El tradicional centralismo que vivimos en el país dio lugar a que se inicie un proceso de regionalización tanto por departamentos, como de macroregiones, es decir integradas por las regiones naturales con las que cuenta el país, la costa, sierra y selva. Con esto se buscaba supuestamente romper el centralismo del país, ya que el Estado no llegaba a los lugares más alejados.

Por ello se crearon los gobiernos regionales, para que permita un manejo y gestión dentro de las propias regiones con un mayor conocimiento y control desarrollo y buscando que se pueda atender las necesidades de los pueblos de manera más efectiva. Las brechas eran enormes, no existían vías de comunicación, asimismo, faltaban escuelas, centros de salud, canales de regadío y un sin número de obras para generar desarrollo.

Por supuesto que todo esto implicaba un millonario presupuesto. Lo cierto es que los presidentes regionales y luego llamados gobernadores regionales, aprendieron muy rápido y muy bien la forma de cómo se “gestionaba” y se “gestiona” en Lima. Las “coimisiones” se institucionalizaron y se convirtieron en la nueva normalidad y requisito, para obtener una obra o ganar una licitación.

Tanto así es el nivel de ambición y corrupción en las instituciones del Estado, que la mayoría de representantes de alcaldías y gobiernos regionales, le dedican mayor tiempo y energía a planificar justamente a como robar de manera “efectiva”, sin que haya escándalo y se termine en prisión.
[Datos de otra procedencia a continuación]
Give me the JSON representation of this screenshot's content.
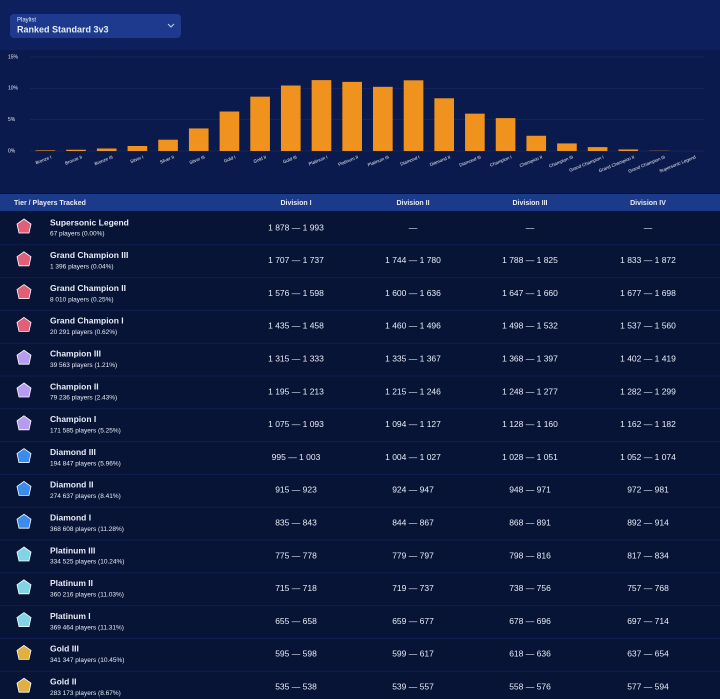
{
  "playlist": {
    "label": "Playlist",
    "value": "Ranked Standard 3v3"
  },
  "chart_data": {
    "type": "bar",
    "color": "#f0931e",
    "categories": [
      "Bronze I",
      "Bronze II",
      "Bronze III",
      "Silver I",
      "Silver II",
      "Silver III",
      "Gold I",
      "Gold II",
      "Gold III",
      "Platinum I",
      "Platinum II",
      "Platinum III",
      "Diamond I",
      "Diamond II",
      "Diamond III",
      "Champion I",
      "Champion II",
      "Champion III",
      "Grand Champion I",
      "Grand Champion II",
      "Grand Champion III",
      "Supersonic Legend"
    ],
    "values": [
      0.1,
      0.2,
      0.4,
      0.8,
      1.8,
      3.6,
      6.3,
      8.67,
      10.45,
      11.31,
      11.03,
      10.24,
      11.28,
      8.41,
      5.96,
      5.25,
      2.43,
      1.21,
      0.62,
      0.25,
      0.04,
      0.0
    ],
    "ylim": [
      0,
      15
    ],
    "yticks": [
      {
        "value": 0,
        "label": "0%"
      },
      {
        "value": 5,
        "label": "5%"
      },
      {
        "value": 10,
        "label": "10%"
      },
      {
        "value": 15,
        "label": "15%"
      }
    ],
    "grid": true
  },
  "table": {
    "columns": [
      "Tier / Players Tracked",
      "Division I",
      "Division II",
      "Division III",
      "Division IV"
    ],
    "rows": [
      {
        "tier": "Supersonic Legend",
        "players": "67 players (0.00%)",
        "divisions": [
          "1 878 — 1 993",
          "—",
          "—",
          "—"
        ]
      },
      {
        "tier": "Grand Champion III",
        "players": "1 396 players (0.04%)",
        "divisions": [
          "1 707 — 1 737",
          "1 744 — 1 780",
          "1 788 — 1 825",
          "1 833 — 1 872"
        ]
      },
      {
        "tier": "Grand Champion II",
        "players": "8 010 players (0.25%)",
        "divisions": [
          "1 576 — 1 598",
          "1 600 — 1 636",
          "1 647 — 1 660",
          "1 677 — 1 698"
        ]
      },
      {
        "tier": "Grand Champion I",
        "players": "20 291 players (0.62%)",
        "divisions": [
          "1 435 — 1 458",
          "1 460 — 1 496",
          "1 498 — 1 532",
          "1 537 — 1 560"
        ]
      },
      {
        "tier": "Champion III",
        "players": "39 563 players (1.21%)",
        "divisions": [
          "1 315 — 1 333",
          "1 335 — 1 367",
          "1 368 — 1 397",
          "1 402 — 1 419"
        ]
      },
      {
        "tier": "Champion II",
        "players": "79 236 players (2.43%)",
        "divisions": [
          "1 195 — 1 213",
          "1 215 — 1 246",
          "1 248 — 1 277",
          "1 282 — 1 299"
        ]
      },
      {
        "tier": "Champion I",
        "players": "171 585 players (5.25%)",
        "divisions": [
          "1 075 — 1 093",
          "1 094 — 1 127",
          "1 128 — 1 160",
          "1 162 — 1 182"
        ]
      },
      {
        "tier": "Diamond III",
        "players": "194 847 players (5.96%)",
        "divisions": [
          "995 — 1 003",
          "1 004 — 1 027",
          "1 028 — 1 051",
          "1 052 — 1 074"
        ]
      },
      {
        "tier": "Diamond II",
        "players": "274 637 players (8.41%)",
        "divisions": [
          "915 — 923",
          "924 — 947",
          "948 — 971",
          "972 — 981"
        ]
      },
      {
        "tier": "Diamond I",
        "players": "368 608 players (11.28%)",
        "divisions": [
          "835 — 843",
          "844 — 867",
          "868 — 891",
          "892 — 914"
        ]
      },
      {
        "tier": "Platinum III",
        "players": "334 525 players (10.24%)",
        "divisions": [
          "775 — 778",
          "779 — 797",
          "798 — 816",
          "817 — 834"
        ]
      },
      {
        "tier": "Platinum II",
        "players": "360 216 players (11.03%)",
        "divisions": [
          "715 — 718",
          "719 — 737",
          "738 — 756",
          "757 — 768"
        ]
      },
      {
        "tier": "Platinum I",
        "players": "369 464 players (11.31%)",
        "divisions": [
          "655 — 658",
          "659 — 677",
          "678 — 696",
          "697 — 714"
        ]
      },
      {
        "tier": "Gold III",
        "players": "341 347 players (10.45%)",
        "divisions": [
          "595 — 598",
          "599 — 617",
          "618 — 636",
          "637 — 654"
        ]
      },
      {
        "tier": "Gold II",
        "players": "283 173 players (8.67%)",
        "divisions": [
          "535 — 538",
          "539 — 557",
          "558 — 576",
          "577 — 594"
        ]
      }
    ]
  }
}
Han pasado más de 40 años desde que se inició el proceso de regionalización y el resultado para el Huánuco, sigue siendo desastroso. Seguimos sin vías de comunicación decentes, los pocos centros médicos tienen enormes limitaciones y serios problemas de corrupción, las escuelas están abandonas y requieren reconstrucción, en fin, no ha mejorado en nada. Y lo más triste es que ahora si tiene presupuesto. No existe un impacto positivo de las obras que se realiza. Todo esto porque se prioriza la corrupción al bienestar ciudadano.

Tanto Picón, como Alva y luego Alvarado, han tenido gestiones aberrantes llenas de irregularidades. Pero si hay algo que reconocer, es que Alvarado les ganó con creces, en el arte de la “uña”, claro.

Alvarado Cornelio no se solidarizó, ni le intereso que los miles de personas que estén falleciendo por falta de oxígeno en la pandemia, no. Él y su gente, prefirieron esperar a que les salga el “arreglo” para comprar la planta generadora de oxígeno más cara la región, que para colmo no funciona.